The Detection of M-L-T-Y dwarfs belonging to our Milky Way Disks and Stellar Halo with the Roman Space Telescope
Abstract:
How many low-mass stars are in the Milky Way? And where are these low-mass stars and free-floating planet- like objects in our Galaxy? One can use the High Latitude Survey with the Roman Space Telescope to search for Galactic dwarf stars (M, L, T, and Y) to accurately model the 3D structure of the Milky Way disk in these low-mass (sub)stellar objects. Recent studies of Milky Way interlopers in high-redshift observations have revealed a 150-300 pc thick disk of these cool stars with 7% of the M-dwarfs in an oblate stellar halo. Accurate typing has been shown to work on HST grism and photometric data using machine learning techniques. Such an approach can also be applied to Roman photometry producing accurate photometric typing to within two subtypes.

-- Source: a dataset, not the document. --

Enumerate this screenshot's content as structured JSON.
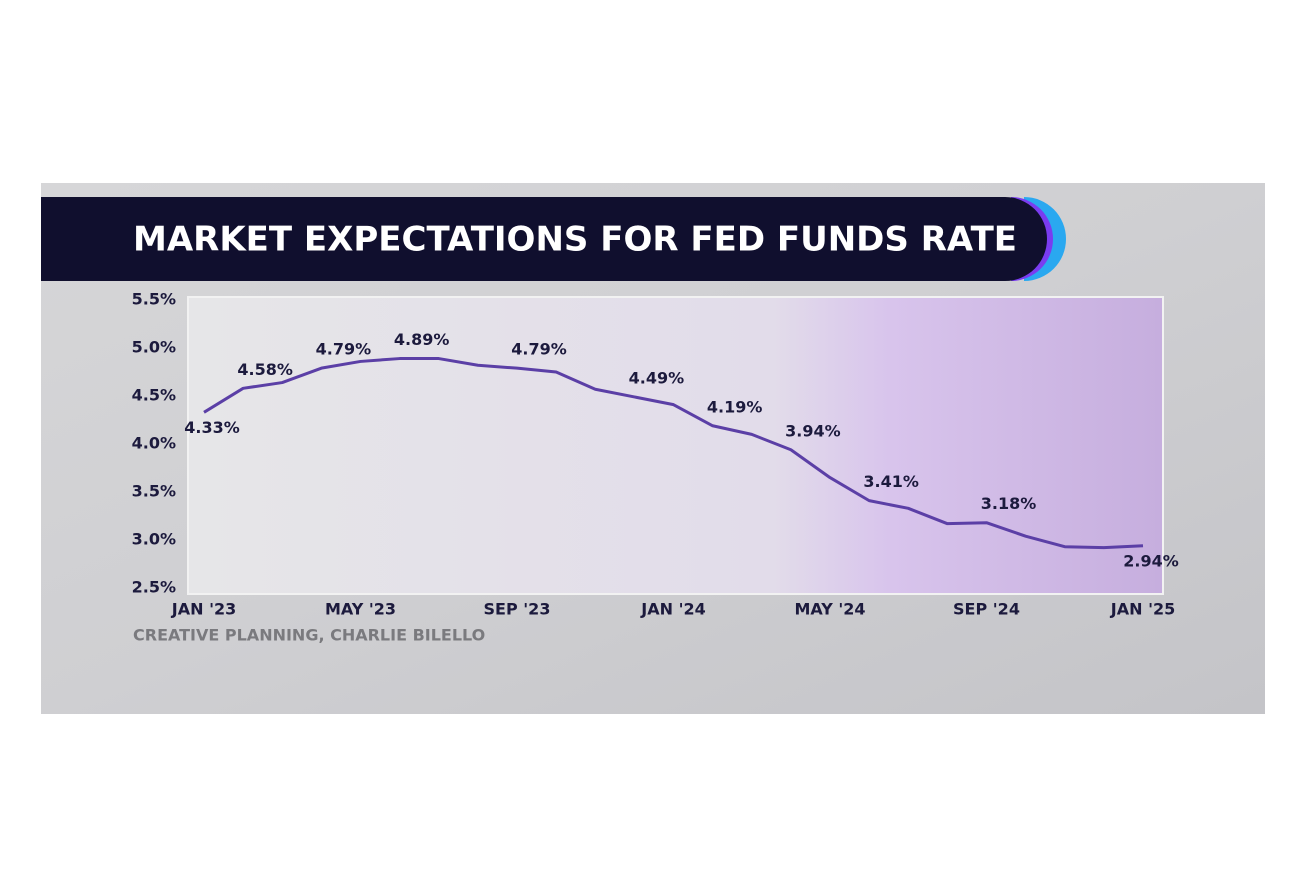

The High Latitude Survey provides enough statistical power to model the Milky Way structural components (thin and thick disks and halo) for M-, L- and T/Y-dwarfs. This approach has the benefit to allow us to constrain scale-lengths, -heights and densities as well as the relative position of our Sun with respect to the disk of dwarf stars of our Milky Way. The total number of each brown dwarf type can then be inferred from each model, constraining the low-end of the Galaxy-wide Initial Mass Function (GIMF) for the first time and the fraction of stars in the halo, a prediction from cold dark matter structure formation.